Clémence Savelle (photo d'archives DR)

Clémence Savelle (photo d’archives DR)

Clémence Savelli, 14 février, Théâtre de l’Ile Saint-Louis, Paris

C’est un théâtre minuscule, presque de poupées. Avec ses rideaux pourpres, sa scène, ses enluminures. Joli théâtre vraiment que celui de l’Ile Saint-Louis où Clémence Savelli jouera encore prochainement (*).

Clémence donc. De longs cheveux bouclés, noire tenue, très belle femme. Et belle et douce voix. Douce, même quand la colère vient s’y mêler, cause à ce qu’elle choisit de nous chanter. D’abord, une mise au point, Mise au jean, aux misogynes de tous poils, réquisitoire sans appel sur les flagrantes inégalités entre hommes et femmes, qui s’achève sur un cinglant et définitif : « Exiges, frangine, le même rang ! » Elle qui, en introduction, venait de nous chanter qu’elle était miel et mélisse, nous révèle ce qu’elle est vraiment : sous les atours de la tendresse, Clémence Savelli est comme la jeunesse de la passionaria, faisant de son micro une arme pour pourfendre, pour défendre. Si Clémence est engagée, c’est sur les maux du quotidien : la solitude (« Seul, tu vis tout seul / T’as plus grand-chose à faire / Sinon fermer ta gueule », le chômage (« Chômeur, c’est le mot / Qui me colle à la peau / Depuis deux ans »)… Comme Lemay ? Sauf que la québécoise fait dans la chanson pleurée, la boite de mouchoirs en papier à proximité. Et Savelli dans celle de combat, la calicot sans doute pas loin. Pour illustrer les travers de notre monde, Clémence Savelli brosse des portraits de gens. Avec talent, avec conviction. C’est du fusain, c’est noir. Ici et là une touche colorée pour dire l’amour. Mais c’est peu. Car si elle vous parle de ces choses, c’est pour vous entretenir des has-been du sentiment (« On n’est pas inapte à l’amour / Moi je te l’offrirai un jour… »), de ceux qui rêvent d’un peu de baisers, de ces handicapés de la vie, ces manchots qui ne se tiennent plus la main, ces socialement blessés. Et c’est ça qui fait malaise : comment une si jeune femme peut ne faire que dans le tragique, les souffrances de l’âme, sans trêve ni répit, sans chansons plus légères qui seraient alors bienvenues ? C’est ça qui manque même si, telle qu’elle est, Clémence Savelli est assez remarquable.

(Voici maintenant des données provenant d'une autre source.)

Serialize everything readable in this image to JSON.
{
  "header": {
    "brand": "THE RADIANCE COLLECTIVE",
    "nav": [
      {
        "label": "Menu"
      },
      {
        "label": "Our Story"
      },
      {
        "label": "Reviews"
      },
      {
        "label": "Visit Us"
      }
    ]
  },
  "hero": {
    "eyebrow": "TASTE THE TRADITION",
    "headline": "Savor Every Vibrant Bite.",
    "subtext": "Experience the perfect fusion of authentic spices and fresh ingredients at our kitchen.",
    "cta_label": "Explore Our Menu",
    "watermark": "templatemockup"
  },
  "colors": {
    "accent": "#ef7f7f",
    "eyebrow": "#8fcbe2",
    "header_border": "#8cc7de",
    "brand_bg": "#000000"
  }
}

Comme l’est, au piano, son compagnon Pascal Pistone : sensible, sensible…

 

(*) les 13 mars, 29 mai et 20 juin 2013, à 18 h 30 précises. Théâtre de l’Ile Saint-Louis, 39 quai d’Anjou, Paris 4e.

Le site de Clémence Savelli, c’est ici. Lire sur NosEnchanteurs : « Clémence Savelli, qui n’est qu’un cri »Image de prévisualisation YouTube

6 Réponses à Clémence Savelli, la chanson pour arme

  1. Claude Fèvre/ Festiv'Art 19 février 2013 à 11 h 48 min

    Cher Michel, peut-être cette douce et blonde Clémence est-elle à l’image des jeunes femmes d’aujourd’hui ? Oui bien sûr, il serait bien qu’elle offre aussi la légèreté, quelques rayons de soleil comme ceux sûrement qui jouent dans ses cheveux… Dans tous les cas , j’ai beaucoup aimé ta plume aujourd’hui, tes mots comme des caresses…Cette chronique m’a fait du bien, tout simplement…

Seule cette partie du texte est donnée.